Василиса густо покраснела, а Демьян поднял куртку и встряхнул, сбивая пыль.
— Да и муравьи опять же… или вот кузнечики. Я вот лично терпеть не могу всякое ползающее…
Сама Нюся по обыкновению была диво до чего хороша. Волосы ее, завитые локончиками, выбивались из-под кокетливой шляпки. Костюм из узких брючек и жакетика, украшенного двумя рядами блестящих пуговиц, подчеркивал и стройность Нюсиных ног, и мягкую округлость ее фигуры.
— Не понимаю, о чем вы, — Василиса ответила сухо и равнодушно.
— Конечно… — согласилась Нюся с немалой поспешностью. — Маман моя говорила, что в высоком обществе о некоторых вещах говорить не принято. Только я, уж извините, в обществе бываю редко…
Она погладила жеребца по бархатной морде.
— Заметно, — едва слышно произнесла Василиса. Но Нюся тотчас захлопала ресницами и в огромных ее глазах заблестели слезы.
— Я… я… пожалуй, поеду, — сказала она.
— Куда?
— Туда, — Нюся махнула рукой на горы, и Василиса со вздохом сказала:
— Туда нельзя. Там волки.
— Да? — хлопнули ресницы, а слезы исчезли, будто их и не было. Может, и вправду не было. Что вообще Демьян о слезах-то знает. — Настоящие?
— Настоящие. Меня едва… — Василису передернуло.
— В самом деле?
Нюся подпрыгнула и хлопнула в ладоши.
— А он вас спас, да? Как герой?
— Почти.
Василиса сунула пальцы в рот и свистнула. И жеребец ее, до того наблюдавший за людьми с видом почти равнодушным, — этак и вправду поверить можно, что вовсе ему нет дела ни до хозяйки, ни до ее окружения, — вскинулся и подошел.
— Ученый, да? А мой красивый, но не ученый. Глупый даже. Правда, он совсем не мой, мне Полечка дал… знаете, в последние дни он сделался совершенно невозможен! Я ему говорю, что не стоит печалиться. Помер мошенник? Туда ему и дорога. Радоваться надо, что помер.
Нюся стрекотала, куда там кузнечикам, и крутилась, вертелась, умудряясь и до Хмурого дотянуться, и собственного жеребца по носу хлопнуть, когда тот вздумал скалить зубы.

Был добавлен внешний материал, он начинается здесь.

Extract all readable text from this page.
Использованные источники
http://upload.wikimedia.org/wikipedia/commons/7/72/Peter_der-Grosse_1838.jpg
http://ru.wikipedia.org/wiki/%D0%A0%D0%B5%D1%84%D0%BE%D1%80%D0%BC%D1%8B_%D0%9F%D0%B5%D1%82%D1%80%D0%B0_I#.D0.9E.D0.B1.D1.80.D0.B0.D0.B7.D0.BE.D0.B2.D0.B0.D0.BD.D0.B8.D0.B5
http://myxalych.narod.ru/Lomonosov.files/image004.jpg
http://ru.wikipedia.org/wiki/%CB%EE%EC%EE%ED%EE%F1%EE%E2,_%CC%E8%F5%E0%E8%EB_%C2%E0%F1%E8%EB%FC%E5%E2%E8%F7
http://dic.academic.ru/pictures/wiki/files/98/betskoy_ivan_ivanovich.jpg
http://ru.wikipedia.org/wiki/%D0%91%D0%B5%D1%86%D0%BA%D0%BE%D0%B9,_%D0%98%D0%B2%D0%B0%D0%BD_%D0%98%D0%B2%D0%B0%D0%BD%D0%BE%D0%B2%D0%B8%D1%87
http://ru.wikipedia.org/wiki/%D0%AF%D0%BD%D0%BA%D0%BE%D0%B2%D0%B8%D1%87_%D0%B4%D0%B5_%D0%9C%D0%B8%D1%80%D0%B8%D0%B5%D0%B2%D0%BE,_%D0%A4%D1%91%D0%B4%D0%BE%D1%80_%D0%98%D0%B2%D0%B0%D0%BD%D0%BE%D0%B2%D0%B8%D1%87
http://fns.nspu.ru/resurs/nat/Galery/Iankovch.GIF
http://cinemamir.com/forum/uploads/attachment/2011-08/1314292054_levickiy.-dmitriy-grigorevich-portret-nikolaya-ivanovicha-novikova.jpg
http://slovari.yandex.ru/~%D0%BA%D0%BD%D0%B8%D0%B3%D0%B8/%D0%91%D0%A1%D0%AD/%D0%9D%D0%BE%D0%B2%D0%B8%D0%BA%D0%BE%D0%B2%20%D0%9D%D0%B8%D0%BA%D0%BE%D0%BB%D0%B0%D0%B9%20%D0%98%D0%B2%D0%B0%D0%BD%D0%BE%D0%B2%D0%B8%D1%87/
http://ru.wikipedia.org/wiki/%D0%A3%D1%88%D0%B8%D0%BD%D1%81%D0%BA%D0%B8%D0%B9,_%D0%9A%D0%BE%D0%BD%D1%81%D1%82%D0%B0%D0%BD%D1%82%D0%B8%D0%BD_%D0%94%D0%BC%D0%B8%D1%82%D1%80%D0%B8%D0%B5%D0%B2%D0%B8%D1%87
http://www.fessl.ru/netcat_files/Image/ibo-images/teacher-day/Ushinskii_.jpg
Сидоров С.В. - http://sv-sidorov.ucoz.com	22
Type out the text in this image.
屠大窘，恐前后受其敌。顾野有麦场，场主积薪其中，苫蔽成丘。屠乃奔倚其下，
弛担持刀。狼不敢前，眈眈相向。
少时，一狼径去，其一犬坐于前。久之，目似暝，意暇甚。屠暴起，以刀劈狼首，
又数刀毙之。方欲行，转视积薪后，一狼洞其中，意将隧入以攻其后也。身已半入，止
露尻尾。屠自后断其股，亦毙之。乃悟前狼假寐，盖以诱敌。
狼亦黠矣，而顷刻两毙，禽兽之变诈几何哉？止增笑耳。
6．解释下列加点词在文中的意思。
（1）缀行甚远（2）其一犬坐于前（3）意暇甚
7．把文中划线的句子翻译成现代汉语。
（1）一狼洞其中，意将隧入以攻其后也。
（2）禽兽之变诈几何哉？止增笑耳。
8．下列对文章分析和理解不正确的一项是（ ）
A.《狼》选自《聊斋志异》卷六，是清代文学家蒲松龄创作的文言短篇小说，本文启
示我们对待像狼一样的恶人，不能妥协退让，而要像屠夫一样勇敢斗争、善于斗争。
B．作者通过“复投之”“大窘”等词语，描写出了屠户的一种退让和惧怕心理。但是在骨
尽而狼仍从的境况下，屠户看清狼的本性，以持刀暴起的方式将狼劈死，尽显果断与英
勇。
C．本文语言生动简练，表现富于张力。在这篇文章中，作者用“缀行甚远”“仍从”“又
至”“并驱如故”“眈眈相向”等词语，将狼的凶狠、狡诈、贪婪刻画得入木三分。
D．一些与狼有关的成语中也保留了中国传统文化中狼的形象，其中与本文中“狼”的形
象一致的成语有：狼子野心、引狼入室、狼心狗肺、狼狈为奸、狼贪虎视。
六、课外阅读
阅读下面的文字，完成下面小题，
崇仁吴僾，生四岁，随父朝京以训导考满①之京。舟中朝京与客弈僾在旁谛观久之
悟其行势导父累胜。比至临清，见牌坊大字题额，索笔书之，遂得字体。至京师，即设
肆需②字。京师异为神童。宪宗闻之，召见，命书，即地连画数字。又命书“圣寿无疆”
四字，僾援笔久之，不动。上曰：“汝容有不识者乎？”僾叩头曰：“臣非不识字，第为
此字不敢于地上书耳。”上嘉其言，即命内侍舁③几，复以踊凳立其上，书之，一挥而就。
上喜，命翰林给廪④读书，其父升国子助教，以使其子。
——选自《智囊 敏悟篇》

Она коснулась Демьяновой руки.
Ткнула пальцем Василису, затем пощупала ткань, из которой Василисин костюм изготовлен был. Сунула свой рукав, предлагая отплатить тем же… от голоса ее тотчас заболела голова.
А еще серьга в ухе потеплела.
Самую малость.
— …а он мне, что я, мол, ничего-то в мужских делах не понимаю. Может, и не понимаю. Но это же еще не повод вести себя подобным образом… возмутительно! Я и взяла Мрака, чтобы покататься и развеяться. Самую малость. Я ведь могу развеяться, правда?
— Можете, — согласился Демьян, желая лишь одного, чтобы эта именно женщина замолчала.
Каждое ее слово отзывалось в голове ударами молотка.
И за шиворот опять словно кипятку плеснули. Впрочем, быстрая эта боль отрезвила.
— Вот… и я так подумала! Он обещал мне прогулку? Значит, прогулка будет, даже если этот дундук решил, что у него настроения нет гулять.
— Одной гулять может быть небезопасно, — Василиса произнесла это и слегка покраснела.
— У меня револьверы имеются, — Нюся с легкостью взлетела в седло. — И еще амулет. Вот.
Она сунула руку под воротничок и вытащила толстую серебряную цепочку, на которой покачивалась бляха амулета.
Нахмурилась Василиса.
А Демьян… он не был артефактором и до недавнего времени все-то амулеты казались ему сходными, он чуял силу, заложенную в них, при должной сноровке мог бы различить и некоторые линии, однако же на том его умения и заканчивались.
Ныне же…
Бляха казалась покрытой плесенью, до боли знакомым уже налетом, надежно въевшимся в металл.
— Позволите? — Демьян протянул руку, и Нюся с немалой готовностью стянула амулет с шеи.
Плесень была темной.
Черной почти.
И гляделась донельзя ядовитою.
— Чешется, — пожаловалась Нюся и, сунув руку под воротник, поскребла шею. — Я маменьке говорила, что, небось, бракованный продали. А она ж и слушать не хотела.
Демьян перехватил цепочку, ибо прикасаться к черноте не хотелось столь категорически, что поневоле в голову лезли всякие дурные мысли.
И собственный рисунок ожил.
Ощерился дракон.
И задрожало диковинное древо, растопырило листья. Твари же на нем устроившиеся, оскалились. Им тоже не по вкусу была запертая в серебряной пластине магия.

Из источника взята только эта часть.